Featuring a combined effort of producer George Pal and noted SF author
Robert Heinlein, DESTINATION MOON was the first film to put forth
the new opportunities in front of the United States and the rest of the
world in the years following World War II. It was the first serious
treatment of the subject of space travel in the US and made a powerful
case, in the early days of the Cold War and in the days following the
USSR's development of the Bomb, for space exploration as a matter of
national and world security.
Intended to be as accurate a depiction of a trip to the moon as
possible, the feature won an Academy Award for its special effects, which were ably
assisted by noted SF artist Chesley Bonestell, who provided the detailed
and very realistic visualizations of the moon's surface.
This text ran
below the top picture on the left:
"DESTINATION MOON"
Four
daring Americans make the first lunar landing in a rocket ship in order to
protect world peace
Believing that the nation which controls the moon will also control the
world, four U.S. patriots prepare to take off in a 150-foot rocket ship
based in the Mohave desert.
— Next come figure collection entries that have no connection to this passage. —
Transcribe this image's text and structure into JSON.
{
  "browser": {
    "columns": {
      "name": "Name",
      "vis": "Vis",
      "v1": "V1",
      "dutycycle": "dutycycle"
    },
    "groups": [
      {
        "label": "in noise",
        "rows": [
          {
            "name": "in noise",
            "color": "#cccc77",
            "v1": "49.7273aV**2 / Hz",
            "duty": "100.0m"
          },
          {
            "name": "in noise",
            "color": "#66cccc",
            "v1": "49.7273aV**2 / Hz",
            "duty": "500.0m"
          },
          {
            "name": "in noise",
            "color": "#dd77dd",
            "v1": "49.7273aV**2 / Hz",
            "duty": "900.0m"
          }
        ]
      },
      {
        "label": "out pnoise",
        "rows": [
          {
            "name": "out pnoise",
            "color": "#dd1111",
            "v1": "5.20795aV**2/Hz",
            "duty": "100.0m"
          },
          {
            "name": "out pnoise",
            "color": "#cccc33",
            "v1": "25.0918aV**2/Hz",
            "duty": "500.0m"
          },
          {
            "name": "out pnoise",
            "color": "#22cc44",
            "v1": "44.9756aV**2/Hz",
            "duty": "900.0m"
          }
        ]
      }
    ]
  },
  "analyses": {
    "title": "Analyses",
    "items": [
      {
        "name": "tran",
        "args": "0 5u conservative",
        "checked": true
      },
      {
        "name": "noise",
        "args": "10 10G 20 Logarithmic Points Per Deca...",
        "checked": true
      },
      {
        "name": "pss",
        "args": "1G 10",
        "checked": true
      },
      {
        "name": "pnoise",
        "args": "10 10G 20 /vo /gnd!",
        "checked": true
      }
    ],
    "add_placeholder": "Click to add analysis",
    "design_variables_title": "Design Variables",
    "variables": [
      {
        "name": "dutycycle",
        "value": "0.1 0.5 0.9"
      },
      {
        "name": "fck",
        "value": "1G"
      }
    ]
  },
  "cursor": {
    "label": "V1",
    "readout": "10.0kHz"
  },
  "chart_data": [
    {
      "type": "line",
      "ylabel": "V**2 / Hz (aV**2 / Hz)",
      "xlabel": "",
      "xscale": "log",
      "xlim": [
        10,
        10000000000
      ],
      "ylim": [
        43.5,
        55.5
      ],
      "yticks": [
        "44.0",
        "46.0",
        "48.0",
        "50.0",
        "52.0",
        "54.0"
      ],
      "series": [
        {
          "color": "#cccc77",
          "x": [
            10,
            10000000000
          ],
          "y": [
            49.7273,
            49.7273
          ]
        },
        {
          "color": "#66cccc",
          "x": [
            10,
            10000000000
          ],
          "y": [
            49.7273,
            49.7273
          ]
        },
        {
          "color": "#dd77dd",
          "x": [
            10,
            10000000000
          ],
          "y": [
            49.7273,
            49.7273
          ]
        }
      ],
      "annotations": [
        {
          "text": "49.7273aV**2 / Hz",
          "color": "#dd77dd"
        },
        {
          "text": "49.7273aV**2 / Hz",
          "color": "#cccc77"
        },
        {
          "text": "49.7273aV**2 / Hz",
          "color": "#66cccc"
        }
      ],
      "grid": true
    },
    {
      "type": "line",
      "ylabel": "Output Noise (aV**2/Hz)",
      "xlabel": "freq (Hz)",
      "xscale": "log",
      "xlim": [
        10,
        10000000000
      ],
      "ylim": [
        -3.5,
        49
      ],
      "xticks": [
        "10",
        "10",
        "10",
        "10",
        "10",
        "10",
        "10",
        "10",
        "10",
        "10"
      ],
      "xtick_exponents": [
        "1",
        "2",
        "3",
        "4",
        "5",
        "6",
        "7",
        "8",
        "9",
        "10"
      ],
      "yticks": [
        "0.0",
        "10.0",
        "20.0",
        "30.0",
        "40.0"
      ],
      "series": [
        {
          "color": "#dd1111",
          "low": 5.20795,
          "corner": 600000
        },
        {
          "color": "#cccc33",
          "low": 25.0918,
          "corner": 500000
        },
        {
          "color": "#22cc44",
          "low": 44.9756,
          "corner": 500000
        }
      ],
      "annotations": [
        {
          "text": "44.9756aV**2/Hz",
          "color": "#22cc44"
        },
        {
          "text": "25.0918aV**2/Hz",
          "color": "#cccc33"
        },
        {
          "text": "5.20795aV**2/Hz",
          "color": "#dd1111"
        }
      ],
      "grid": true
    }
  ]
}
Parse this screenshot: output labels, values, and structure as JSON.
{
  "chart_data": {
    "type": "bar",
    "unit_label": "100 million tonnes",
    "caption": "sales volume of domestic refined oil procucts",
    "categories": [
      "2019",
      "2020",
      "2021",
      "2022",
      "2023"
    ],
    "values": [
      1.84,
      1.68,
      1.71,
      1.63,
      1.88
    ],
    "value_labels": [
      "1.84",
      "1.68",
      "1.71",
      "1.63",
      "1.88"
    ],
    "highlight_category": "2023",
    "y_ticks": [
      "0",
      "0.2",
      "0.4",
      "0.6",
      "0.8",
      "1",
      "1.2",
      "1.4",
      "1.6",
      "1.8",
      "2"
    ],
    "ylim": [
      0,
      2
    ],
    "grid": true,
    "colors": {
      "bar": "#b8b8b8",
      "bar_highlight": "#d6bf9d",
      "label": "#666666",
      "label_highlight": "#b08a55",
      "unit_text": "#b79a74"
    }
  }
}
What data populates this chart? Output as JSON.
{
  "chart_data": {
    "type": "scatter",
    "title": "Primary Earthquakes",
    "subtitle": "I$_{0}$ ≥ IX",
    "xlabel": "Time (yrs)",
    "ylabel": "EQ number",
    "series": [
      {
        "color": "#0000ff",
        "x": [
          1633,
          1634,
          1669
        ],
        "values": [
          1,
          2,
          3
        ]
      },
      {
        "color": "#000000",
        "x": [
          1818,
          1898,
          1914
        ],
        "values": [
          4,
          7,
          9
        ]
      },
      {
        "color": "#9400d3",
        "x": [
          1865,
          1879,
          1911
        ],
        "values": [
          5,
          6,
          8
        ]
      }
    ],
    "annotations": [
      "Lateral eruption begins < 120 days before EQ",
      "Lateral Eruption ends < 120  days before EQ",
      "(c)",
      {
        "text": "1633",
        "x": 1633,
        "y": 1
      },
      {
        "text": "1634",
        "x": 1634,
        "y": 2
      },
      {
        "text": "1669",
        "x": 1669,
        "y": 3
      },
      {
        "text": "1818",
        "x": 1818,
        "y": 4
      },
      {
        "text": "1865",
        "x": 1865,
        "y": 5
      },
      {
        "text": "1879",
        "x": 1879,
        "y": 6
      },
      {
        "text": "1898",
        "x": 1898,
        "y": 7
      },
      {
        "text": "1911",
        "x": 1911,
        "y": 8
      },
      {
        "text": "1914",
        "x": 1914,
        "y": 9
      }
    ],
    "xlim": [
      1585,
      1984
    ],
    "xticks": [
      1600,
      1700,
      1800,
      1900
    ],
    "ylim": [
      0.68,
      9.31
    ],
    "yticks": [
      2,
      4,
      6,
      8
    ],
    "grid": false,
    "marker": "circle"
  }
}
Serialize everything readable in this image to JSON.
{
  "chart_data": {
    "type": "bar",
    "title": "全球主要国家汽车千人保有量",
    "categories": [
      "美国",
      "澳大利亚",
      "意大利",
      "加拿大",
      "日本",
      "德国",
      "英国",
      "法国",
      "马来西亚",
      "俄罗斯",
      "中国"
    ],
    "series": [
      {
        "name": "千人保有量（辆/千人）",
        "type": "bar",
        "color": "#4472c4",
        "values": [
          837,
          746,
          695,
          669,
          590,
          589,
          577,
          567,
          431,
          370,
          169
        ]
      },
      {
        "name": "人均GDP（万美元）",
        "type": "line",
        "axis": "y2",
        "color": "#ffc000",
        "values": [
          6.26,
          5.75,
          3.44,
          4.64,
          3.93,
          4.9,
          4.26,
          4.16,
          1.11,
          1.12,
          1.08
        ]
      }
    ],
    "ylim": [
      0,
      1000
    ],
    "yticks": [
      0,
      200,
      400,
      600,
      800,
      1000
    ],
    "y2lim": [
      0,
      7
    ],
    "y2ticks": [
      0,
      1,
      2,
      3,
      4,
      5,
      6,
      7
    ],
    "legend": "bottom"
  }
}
Strapped to their respective crash
couches inside the rocket, the four heroes await the final count-off:
30...29...28...27 -- each man braces himself; 14...13...12...11 --
sweat pours out of every face; 4...3...2...1 -- FIRE! A cataclysmic
roar! A blinding flash! A mighty shudder! The ship
catapults skywards. Inside, the din is deafening. Then
suddenly there is dead silence as the rocket zooms faster than the speed
of sound and the blast-off is complete. Forty-six hours later, after
several mid-voyage mishaps (above), the ship settles down the the
crater Harpalus, high in the moon's northern latitudes.
Such goings on make Destination Moon, a Technicolor movie to
be released this summer, the most authentic attempt so far to picture a
lunar expedition. Photographed mostly on a huge Hollywood stage (next
page), the movie met its chief obstacle in the form of important
scientific visitors who poked around the painted craters just to get an
idea of what a trip to the moon might really be like.